Однажды мать почувствовала, как холодок пробежал вдоль ее позвоночника к затылку. Она медленно повернулась, боясь увидеть на подушке сына вместо головы истлевший череп, но Онан, ставший полупрозрачным, глядел ей прямо в глаза и улыбался.
— Я рождаюсь, мама, — еле слышно прошелестел он, и последние звуки тающего голоса слились с шорохом листвы клена, посаженного в день его рождения. Онан поднял счастливое лицо вверх и застыл. Шуа отчетливо увидела, как в глазах ее мальчика отразилось небо.
На следующий день Иуда спилил клен и своими руками сделал для сына гроб.
ИР
Ир страдал, как переходившая больше срока роженица. Он весь был полон разрушительной, могучей энергии, которая клокочет внутри, раздирает внутренности, ищет выхода, причиняя невыносимые страдания. С каждым днем ее становится все больше, нужно ее чем-то успокаивать, куда-то бежать от нее, выбросить… Или хотя бы заглушить боль. Водка — единственное, что парализует, притупляет ощущение собственной безвыходности. Литровая прозрачная бутылка прочно ассоциировалась у Ира с огнетушителем.
Наверное, на всем свете один Ир по-настоящему знал, что означает «безвыходность». Это когда все твои силы, способности, твои желания безнадежно заперты внутри, никто и никогда о них не узнает. Никому просто нет до этого дела. Никому! Это бесконечное метание.
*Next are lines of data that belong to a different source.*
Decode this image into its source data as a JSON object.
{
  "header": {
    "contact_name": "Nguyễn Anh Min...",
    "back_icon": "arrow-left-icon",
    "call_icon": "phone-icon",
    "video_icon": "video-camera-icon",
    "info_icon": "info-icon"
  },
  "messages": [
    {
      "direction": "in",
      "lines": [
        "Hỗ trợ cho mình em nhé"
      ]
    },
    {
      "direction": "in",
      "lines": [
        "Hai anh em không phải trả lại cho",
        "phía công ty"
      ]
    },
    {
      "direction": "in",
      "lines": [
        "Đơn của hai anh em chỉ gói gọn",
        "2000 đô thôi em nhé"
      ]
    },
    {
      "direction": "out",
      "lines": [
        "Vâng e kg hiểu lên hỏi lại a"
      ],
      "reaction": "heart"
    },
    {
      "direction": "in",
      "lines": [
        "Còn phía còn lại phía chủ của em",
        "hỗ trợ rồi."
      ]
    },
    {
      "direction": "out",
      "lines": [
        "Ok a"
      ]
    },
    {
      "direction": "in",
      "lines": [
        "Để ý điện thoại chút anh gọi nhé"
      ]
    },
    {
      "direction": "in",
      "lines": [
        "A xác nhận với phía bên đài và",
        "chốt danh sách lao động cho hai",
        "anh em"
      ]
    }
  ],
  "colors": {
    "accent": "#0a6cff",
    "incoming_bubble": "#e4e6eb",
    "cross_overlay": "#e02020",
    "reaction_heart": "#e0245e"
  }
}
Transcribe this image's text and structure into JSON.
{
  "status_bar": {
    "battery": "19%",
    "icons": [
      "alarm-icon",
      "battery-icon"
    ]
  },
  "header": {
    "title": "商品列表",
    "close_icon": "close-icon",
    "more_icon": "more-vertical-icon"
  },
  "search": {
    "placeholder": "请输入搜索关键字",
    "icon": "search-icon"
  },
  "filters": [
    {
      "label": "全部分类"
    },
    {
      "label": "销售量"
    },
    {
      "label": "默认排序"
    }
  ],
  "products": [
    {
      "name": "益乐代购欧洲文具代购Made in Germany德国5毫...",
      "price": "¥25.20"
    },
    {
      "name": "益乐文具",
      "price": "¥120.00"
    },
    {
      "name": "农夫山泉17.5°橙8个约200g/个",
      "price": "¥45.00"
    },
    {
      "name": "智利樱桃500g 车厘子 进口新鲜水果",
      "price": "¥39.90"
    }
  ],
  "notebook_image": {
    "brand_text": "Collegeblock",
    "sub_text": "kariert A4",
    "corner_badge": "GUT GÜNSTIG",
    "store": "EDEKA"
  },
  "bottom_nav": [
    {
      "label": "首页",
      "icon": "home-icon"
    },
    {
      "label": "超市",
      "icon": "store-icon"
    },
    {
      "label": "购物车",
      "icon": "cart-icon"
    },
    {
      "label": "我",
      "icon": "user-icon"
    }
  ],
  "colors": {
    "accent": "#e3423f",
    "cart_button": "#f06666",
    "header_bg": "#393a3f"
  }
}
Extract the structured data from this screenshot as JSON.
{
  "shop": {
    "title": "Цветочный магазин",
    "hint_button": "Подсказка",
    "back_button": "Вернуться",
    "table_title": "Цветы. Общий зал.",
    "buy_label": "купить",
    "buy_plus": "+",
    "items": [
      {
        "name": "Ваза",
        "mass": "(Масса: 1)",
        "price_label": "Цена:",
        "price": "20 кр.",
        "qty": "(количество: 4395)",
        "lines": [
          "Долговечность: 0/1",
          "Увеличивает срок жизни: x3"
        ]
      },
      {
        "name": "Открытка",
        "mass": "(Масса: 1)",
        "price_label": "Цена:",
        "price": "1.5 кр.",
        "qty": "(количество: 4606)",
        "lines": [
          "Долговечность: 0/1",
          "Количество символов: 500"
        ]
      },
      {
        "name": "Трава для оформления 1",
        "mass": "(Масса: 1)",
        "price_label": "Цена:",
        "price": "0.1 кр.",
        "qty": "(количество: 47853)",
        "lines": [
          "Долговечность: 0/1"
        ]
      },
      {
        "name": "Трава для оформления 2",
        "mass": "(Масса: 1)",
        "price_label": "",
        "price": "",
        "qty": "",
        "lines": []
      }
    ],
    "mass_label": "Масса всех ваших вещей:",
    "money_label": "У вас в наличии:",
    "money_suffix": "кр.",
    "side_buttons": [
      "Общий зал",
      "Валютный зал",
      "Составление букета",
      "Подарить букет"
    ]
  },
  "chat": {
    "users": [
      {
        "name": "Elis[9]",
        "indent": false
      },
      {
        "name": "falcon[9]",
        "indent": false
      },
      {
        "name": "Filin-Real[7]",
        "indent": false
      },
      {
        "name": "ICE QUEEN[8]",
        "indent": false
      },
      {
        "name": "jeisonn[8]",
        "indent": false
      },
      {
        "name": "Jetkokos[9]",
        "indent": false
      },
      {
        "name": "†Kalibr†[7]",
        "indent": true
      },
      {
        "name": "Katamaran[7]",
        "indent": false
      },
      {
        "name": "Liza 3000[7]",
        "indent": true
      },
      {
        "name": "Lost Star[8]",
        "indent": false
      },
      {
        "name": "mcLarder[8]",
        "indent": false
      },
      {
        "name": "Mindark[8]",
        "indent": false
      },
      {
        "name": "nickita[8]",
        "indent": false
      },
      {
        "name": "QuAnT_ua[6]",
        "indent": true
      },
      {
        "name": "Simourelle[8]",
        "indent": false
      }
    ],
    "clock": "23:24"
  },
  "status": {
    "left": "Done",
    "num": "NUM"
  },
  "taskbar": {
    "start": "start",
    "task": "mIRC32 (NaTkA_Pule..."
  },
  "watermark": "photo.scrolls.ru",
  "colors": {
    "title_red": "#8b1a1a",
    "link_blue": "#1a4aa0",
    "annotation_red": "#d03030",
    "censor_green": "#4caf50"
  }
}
Изматывающие порывы в разные стороны, эффект от которых «по сумме векторов» равен нулю. Такой галоп на месте, топтание с ноги на ногу с бешеной скоростью.
Иуда имел все возможности, чтобы начать гордиться своим сыном. В школе Ир был агрессивен, драчлив, много занимался спортом… Интересовался всем подряд, неудержимо притаскивая домой всевозможные кубки, дипломы, медали… Словно старался доказать что-то… Вот, смотрите! Я могу, я есть, я здесь!!! Ир вертелся в колесе, в которое сам залез и теперь не может остановиться. Такая атлетически сложенная, несущаяся в никуда белка с вытаращенными глазами. Он чемпион по бегу, он может бежать и бежать… Хочется кричать от этого бесконечного эскейпа, словно кто-то страшный гонится за тобой, он вот-вот тебя схватит, разжует, размелет в порошок! Финишная лента, которая все время отодвигается! Я вот-вот первый! Помогите! Спасите меня! Кто-нибудь! SOS!!!